Commentary: Congress Should Reject RFS ‘Reform’
Source: By Hugh Welsh, Roll Call • Posted: Friday, January 10, 2014
Advanced biofuels, such as cellulosic ethanol, utilize biomass and plant waste for its raw material, rather than food product sources. This material, which currently goes unused, is abundant across America’s agricultural heartland and can provide farmers with an additional revenue stream from their crops.
A study by Argonne National Laboratory found that burning cellulosic ethanol releases 85 percent less greenhouse gas emissions than burning gasoline. And, according to a recent industry survey by Bloomberg New Energy Finance, these fuels are projected to reach cost parity with corn-based ethanol — now the most widely used form of biofuel — by 2016.

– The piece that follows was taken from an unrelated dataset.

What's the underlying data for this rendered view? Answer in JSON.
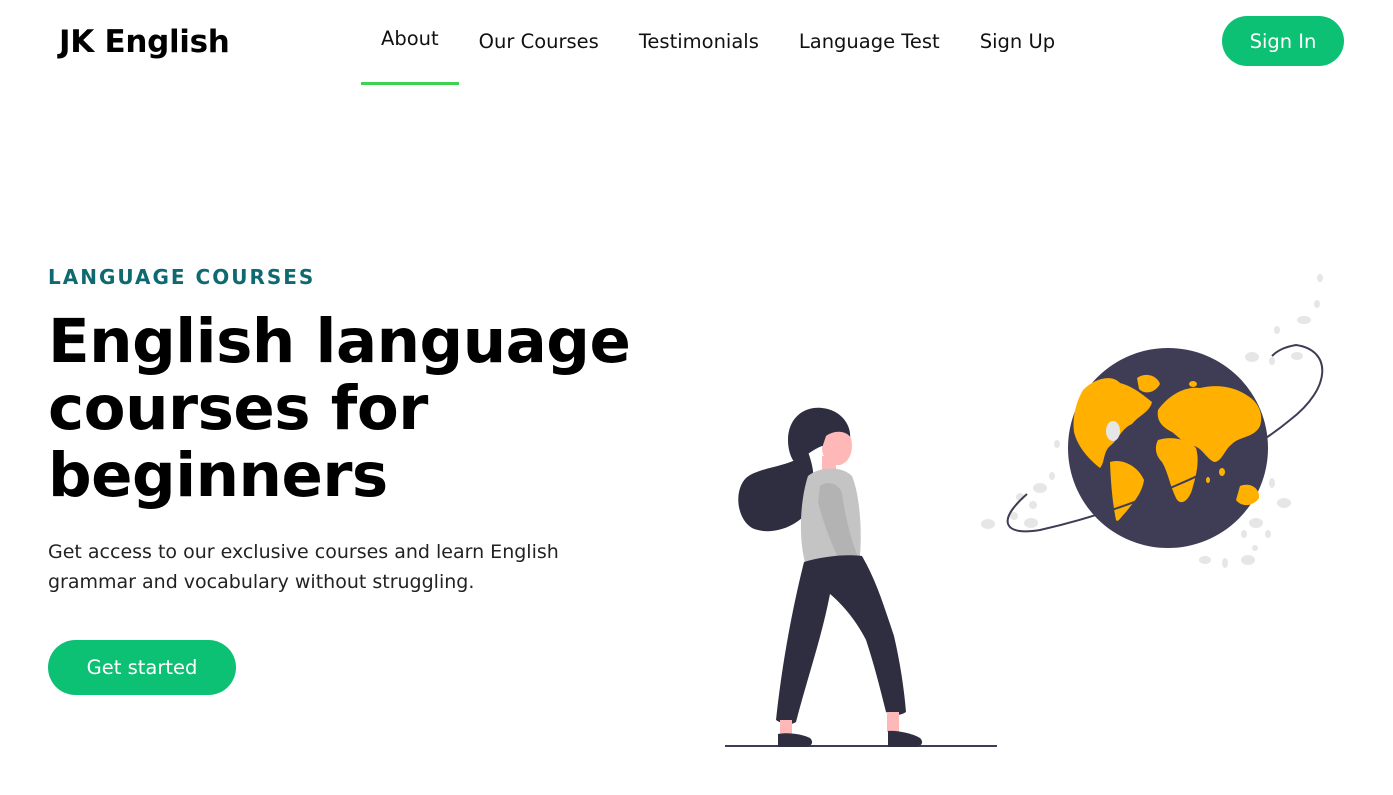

The renewable-fuel standard doesn’t cost taxpayers anything. It’s not a tax grant or subsidy. It simply requires oil companies to blend ethanol and biodiesel into their gasoline, creating a market for these fuels, which spurs innovation and private investment, while at the same time reducing our nation’s dependence on foreign oil.
DSM, a global life sciences and material sciences company, has invested $150 million in Project Liberty — a joint venture with Poet LLC — to build a commercial-scale cellulosic ethanol plant co-located with a corn ethanol plant in Emmetsburg, Iowa. Expected to come online early next year, the pilot plant is scaling up to produce 25 million gallons of cellulosic ethanol a year out of corncobs, leaves, husk and stalk. It’ll create 80 indirect jobs and 40-50 at the plant. Rolling out Project Liberty to all 27 plants in Poet’s network could generate an economic investment of up to $5.4 billion, with 1,350 permanent jobs.

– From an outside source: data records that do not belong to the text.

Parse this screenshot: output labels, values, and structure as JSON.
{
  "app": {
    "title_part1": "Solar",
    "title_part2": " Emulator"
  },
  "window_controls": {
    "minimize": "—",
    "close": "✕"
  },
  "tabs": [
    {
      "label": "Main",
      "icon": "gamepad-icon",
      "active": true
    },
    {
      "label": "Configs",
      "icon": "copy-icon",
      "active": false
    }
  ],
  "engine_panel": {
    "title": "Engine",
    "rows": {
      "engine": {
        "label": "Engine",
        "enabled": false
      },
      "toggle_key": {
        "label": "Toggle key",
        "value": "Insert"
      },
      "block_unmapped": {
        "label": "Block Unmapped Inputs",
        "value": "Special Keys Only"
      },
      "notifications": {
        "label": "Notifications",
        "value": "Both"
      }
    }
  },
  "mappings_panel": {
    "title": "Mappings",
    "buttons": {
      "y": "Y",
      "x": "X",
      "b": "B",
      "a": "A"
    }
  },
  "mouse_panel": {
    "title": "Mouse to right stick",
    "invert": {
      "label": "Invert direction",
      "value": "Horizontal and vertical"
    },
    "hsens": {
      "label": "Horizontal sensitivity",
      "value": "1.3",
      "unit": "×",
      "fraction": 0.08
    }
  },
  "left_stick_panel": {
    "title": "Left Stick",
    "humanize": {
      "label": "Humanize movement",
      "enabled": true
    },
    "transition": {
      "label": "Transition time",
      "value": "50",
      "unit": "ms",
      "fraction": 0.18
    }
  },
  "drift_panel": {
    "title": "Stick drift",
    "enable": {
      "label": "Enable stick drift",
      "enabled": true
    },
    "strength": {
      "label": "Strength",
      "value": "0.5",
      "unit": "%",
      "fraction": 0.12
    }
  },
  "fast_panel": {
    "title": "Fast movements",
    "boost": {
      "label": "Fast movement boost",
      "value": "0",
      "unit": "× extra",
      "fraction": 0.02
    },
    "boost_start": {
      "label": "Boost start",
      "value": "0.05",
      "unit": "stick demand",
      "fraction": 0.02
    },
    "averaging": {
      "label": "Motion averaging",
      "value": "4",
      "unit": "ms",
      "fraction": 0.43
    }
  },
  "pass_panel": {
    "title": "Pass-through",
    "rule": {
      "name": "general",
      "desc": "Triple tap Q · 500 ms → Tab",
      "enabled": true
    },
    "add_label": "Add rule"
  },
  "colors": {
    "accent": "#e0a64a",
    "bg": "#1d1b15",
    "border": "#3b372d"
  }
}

Investing in advanced biofuels created from renewable sources offers us a brighter future than propping up a government-subsidized 100-year-old monopoly.

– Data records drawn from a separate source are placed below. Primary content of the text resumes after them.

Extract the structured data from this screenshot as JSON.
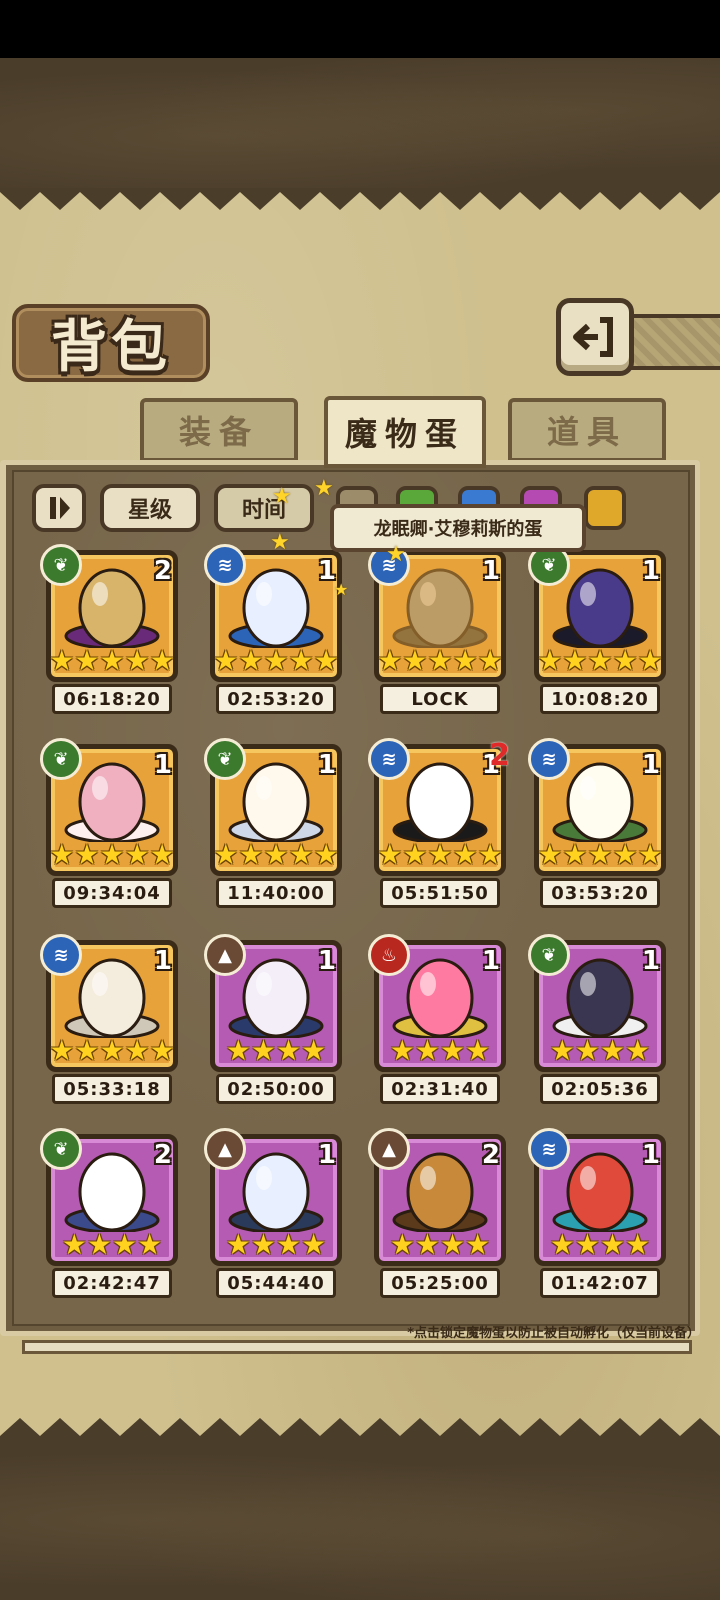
{
  "screen": {
    "title": "背包",
    "back_icon": "back-arrow-icon"
  },
  "tabs": [
    {
      "label": "装备",
      "active": false
    },
    {
      "label": "魔物蛋",
      "active": true
    },
    {
      "label": "道具",
      "active": false
    }
  ],
  "filters": {
    "sort_toggle_icon": "pause-sort-icon",
    "star_label": "星级",
    "time_label": "时间",
    "color_chips": [
      {
        "name": "neutral",
        "color": "#9c8c6a"
      },
      {
        "name": "green",
        "color": "#5aa83a"
      },
      {
        "name": "blue",
        "color": "#3a7ad0"
      },
      {
        "name": "purple",
        "color": "#b54ab3"
      },
      {
        "name": "gold",
        "color": "#e0a82a"
      }
    ]
  },
  "tooltip": {
    "text": "龙眠卿·艾穆莉斯的蛋"
  },
  "eggs": [
    {
      "element": "leaf",
      "count": "2",
      "stars": 5,
      "timer": "06:18:20",
      "rarity": "gold",
      "art": "lamp"
    },
    {
      "element": "water",
      "count": "1",
      "stars": 5,
      "timer": "02:53:20",
      "rarity": "gold",
      "art": "heart-egg"
    },
    {
      "element": "water",
      "count": "1",
      "stars": 5,
      "timer": "LOCK",
      "rarity": "gold",
      "art": "dragon-egg",
      "locked": true
    },
    {
      "element": "leaf",
      "count": "1",
      "stars": 5,
      "timer": "10:08:20",
      "rarity": "gold",
      "art": "purple-egg"
    },
    {
      "element": "leaf",
      "count": "1",
      "stars": 5,
      "timer": "09:34:04",
      "rarity": "gold",
      "art": "pink-egg"
    },
    {
      "element": "leaf",
      "count": "1",
      "stars": 5,
      "timer": "11:40:00",
      "rarity": "gold",
      "art": "angel-egg"
    },
    {
      "element": "water",
      "count": "1",
      "stars": 5,
      "timer": "05:51:50",
      "rarity": "gold",
      "art": "skull-egg",
      "note": "2"
    },
    {
      "element": "water",
      "count": "1",
      "stars": 5,
      "timer": "03:53:20",
      "rarity": "gold",
      "art": "vine-egg"
    },
    {
      "element": "water",
      "count": "1",
      "stars": 5,
      "timer": "05:33:18",
      "rarity": "gold",
      "art": "winged-egg"
    },
    {
      "element": "earth",
      "count": "1",
      "stars": 4,
      "timer": "02:50:00",
      "rarity": "purple",
      "art": "scroll-egg"
    },
    {
      "element": "fire",
      "count": "1",
      "stars": 4,
      "timer": "02:31:40",
      "rarity": "purple",
      "art": "crown-egg"
    },
    {
      "element": "leaf",
      "count": "1",
      "stars": 4,
      "timer": "02:05:36",
      "rarity": "purple",
      "art": "spiked-egg"
    },
    {
      "element": "leaf",
      "count": "2",
      "stars": 4,
      "timer": "02:42:47",
      "rarity": "purple",
      "art": "feather-egg"
    },
    {
      "element": "earth",
      "count": "1",
      "stars": 4,
      "timer": "05:44:40",
      "rarity": "purple",
      "art": "crystal-egg"
    },
    {
      "element": "earth",
      "count": "2",
      "stars": 4,
      "timer": "05:25:00",
      "rarity": "purple",
      "art": "fur-egg"
    },
    {
      "element": "water",
      "count": "1",
      "stars": 4,
      "timer": "01:42:07",
      "rarity": "purple",
      "art": "feather-crown-egg"
    }
  ],
  "footnote": "*点击锁定魔物蛋以防止被自动孵化（仅当前设备）"
}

The early petroleum industry lost a battle to protect its lucrative business of selling kerosene for lighting as electricity took its place. Gasoline, a byproduct of kerosene, moved to center stage as a transportation fuel. At the time, the new Model T’s could run on ethanol or gasoline. Ethanol was widely available because local shops and family farms often ran their own stills. Henry Ford figured ethanol would become the transportation fuel of choice, but then came the Prohibition movement and 18th Amendment. Drawing support from John D. Rockefeller, the measure had killed off ethanol as a car fuel by the time it was repealed in 1933.